Spautz Saskia, Haase Leon, Tschiche Maria, Makocki Sebastian, Richter Christian, Troost Esther G C, Stützer Kristin
OncoRay - National Center for Radiation Research in Oncology, Faculty of Medicine and University Hospital Carl Gustav Carus, Technische Universität Dresden, Helmholtz-Zentrum Dresden, Rossendorf, Fetscherstraße 74, PF 41, 01307 Dresden, Germany.
Department of Radiotherapy and Radiation Oncology, Faculty of Medicine and University Hospital Carl Gustav Carus, Technische Universität Dresden, Fetscherstraße 74, PF 50, 01307 Dresden, Germany.
Phys Imaging Radiat Oncol. 2023 Jun 24;27:100465. doi: 10.1016/j.phro.2023.100465. eCollection 2023 Jul.
There is no consensus about an ideal robust optimization (RO) strategy for proton therapy of targets with large intrafractional motion. We investigated the plan robustness of 3D and different 4D RO strategies.
For eight non-small cell lung cancer patients with clinical target volume (CTV) motion >5 mm, different RO approaches were investigated: 3DRO considering the average CT (AvgCT) with a target density override, 4DRO considering three/all 4DCT phases, and 4DRO considering the AvgCT and three/all 4DCT phases. Robustness against setup/range errors, interplay effects based on breathing and machine log file data for deliveries with/without rescanning, and interfractional anatomical changes were analyzed for target coverage and OAR sparing.

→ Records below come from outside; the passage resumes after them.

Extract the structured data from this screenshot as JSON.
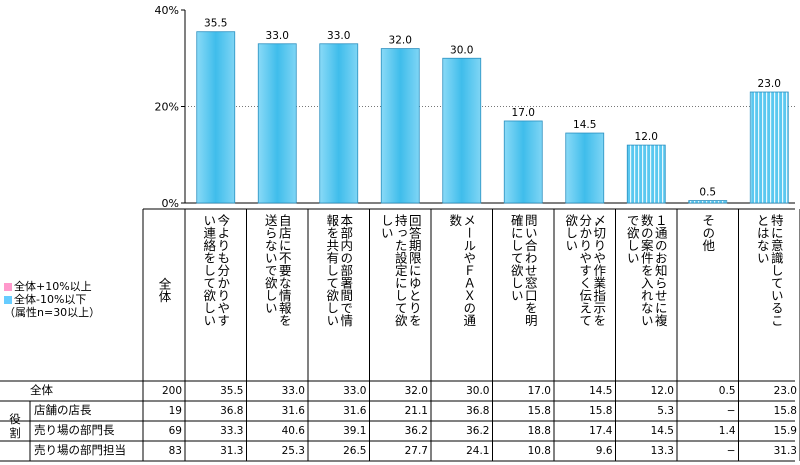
{
  "chart_data": {
    "type": "bar",
    "ylim": [
      0,
      40
    ],
    "yticks": [
      "0%",
      "20%",
      "40%"
    ],
    "categories": [
      "今よりも分かりやすい連絡をして欲しい",
      "自店に不要な情報を送らないで欲しい",
      "本部内の部署間で情報を共有して欲しい",
      "回答期限にゆとりを持った設定にして欲しい",
      "メールやＦＡＸの通数",
      "問い合わせ窓口を明確にして欲しい",
      "〆切りや作業指示を分かりやすく伝えて欲しい",
      "１通のお知らせに複数の案件を入れないで欲しい",
      "その他",
      "特に意識していることはない"
    ],
    "values": [
      35.5,
      33.0,
      33.0,
      32.0,
      30.0,
      17.0,
      14.5,
      12.0,
      0.5,
      23.0
    ],
    "value_labels": [
      "35.5",
      "33.0",
      "33.0",
      "32.0",
      "30.0",
      "17.0",
      "14.5",
      "12.0",
      "0.5",
      "23.0"
    ],
    "grid": "dotted line at 20%",
    "colors": {
      "bar": "#5BC8F0",
      "bar_light": "#B8E6F8",
      "pink": "#FF99CC",
      "blue": "#66CCFF"
    }
  },
  "legend": {
    "plus": "全体+10%以上",
    "minus": "全体-10%以下",
    "note": "（属性n=30以上）"
  },
  "table": {
    "n_header": "全体",
    "group_label": "役割",
    "headers": [
      "今よりも分かりやすい連絡をして欲しい",
      "自店に不要な情報を送らないで欲しい",
      "本部内の部署間で情報を共有して欲しい",
      "回答期限にゆとりを持った設定にして欲しい",
      "メールやＦＡＸの通数",
      "問い合わせ窓口を明確にして欲しい",
      "〆切りや作業指示を分かりやすく伝えて欲しい",
      "１通のお知らせに複数の案件を入れないで欲しい",
      "その他",
      "特に意識していることはない"
    ],
    "rows": [
      {
        "label": "全体",
        "n": "200",
        "values": [
          "35.5",
          "33.0",
          "33.0",
          "32.0",
          "30.0",
          "17.0",
          "14.5",
          "12.0",
          "0.5",
          "23.0"
        ]
      },
      {
        "label": "店舗の店長",
        "n": "19",
        "values": [
          "36.8",
          "31.6",
          "31.6",
          "21.1",
          "36.8",
          "15.8",
          "15.8",
          "5.3",
          "−",
          "15.8"
        ]
      },
      {
        "label": "売り場の部門長",
        "n": "69",
        "values": [
          "33.3",
          "40.6",
          "39.1",
          "36.2",
          "36.2",
          "18.8",
          "17.4",
          "14.5",
          "1.4",
          "15.9"
        ]
      },
      {
        "label": "売り場の部門担当",
        "n": "83",
        "values": [
          "31.3",
          "25.3",
          "26.5",
          "27.7",
          "24.1",
          "10.8",
          "9.6",
          "13.3",
          "−",
          "31.3"
        ]
      }
    ]
  }
}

All nominal plans fulfilled the clinical requirements with individual CTV coverage differences <2pp; 4DRO without AvgCT generated the most conformal dose distributions. Robustness against setup/range errors was best for 4DRO with AvgCT (18% more passed error scenarios than 3DRO). Interplay effects caused fraction-wise median CTV coverage loss of 3pp and missed maximum dose constraints for heart and esophagus in 18% of scenarios. CTV coverage and OAR sparing fulfilled requirements in all cases when accumulating four interplay scenarios. Interfractional changes caused less target misses for RO with AvgCT compared to 4DRO without AvgCT (≤42%/33% vs. ≥56%/44% failed single/accumulated scenarios).
All RO strategies provided acceptable plans with equally low robustness against interplay effects demanding other mitigation than rescanning to ensure fraction-wise target coverage. 4DRO considering three phases and the AvgCT provided best compromise on planning effort and robustness.
对于具有较大分次内运动的靶区进行质子治疗,目前尚无关于理想的稳健优化(RO)策略的共识。我们研究了三维(3D)和不同的四维(4D)RO策略的计划稳健性。
对于八名临床靶体积(CTV)运动>5mm的非小细胞肺癌患者,研究了不同的RO方法:考虑平均CT(AvgCT)并覆盖靶区密度的3DRO、考虑三个/所有4DCT时相的4DRO,以及考虑AvgCT和三个/所有4DCT时相的4DRO。分析了针对摆位/射程误差的稳健性、基于呼吸的相互作用效应以及有无重新扫描时机器日志文件数据的分次照射情况,以及分次间解剖结构变化对靶区覆盖和危及器官(OAR)保护的影响。
所有标称计划均满足临床要求,个体CTV覆盖差异<2个百分点;不考虑AvgCT的4DRO产生了最适形的剂量分布。对于考虑AvgCT的4DRO,针对摆位/射程误差的稳健性最佳(比3DRO多18%的误差情况通过)。相互作用效应导致分次中位CTV覆盖损失3个百分点,在18%的情况下心脏和食管的最大剂量约束未达标。累积四种相互作用情况时,CTV覆盖和OAR保护在所有情况下均满足要求。与不考虑AvgCT的4DRO相比,考虑AvgCT的RO分次间变化导致的靶区遗漏更少(单次/累积情况失败的比例分别为≤42%/33% 与≥56%/44%)。
所有RO策略均提供了可接受的计划,对于相互作用效应的稳健性同样较低,需要除重新扫描之外的其他缓解措施以确保分次靶区覆盖。考虑三个时相和AvgCT的4DRO在计划工作量和稳健性方面提供了最佳折衷方案。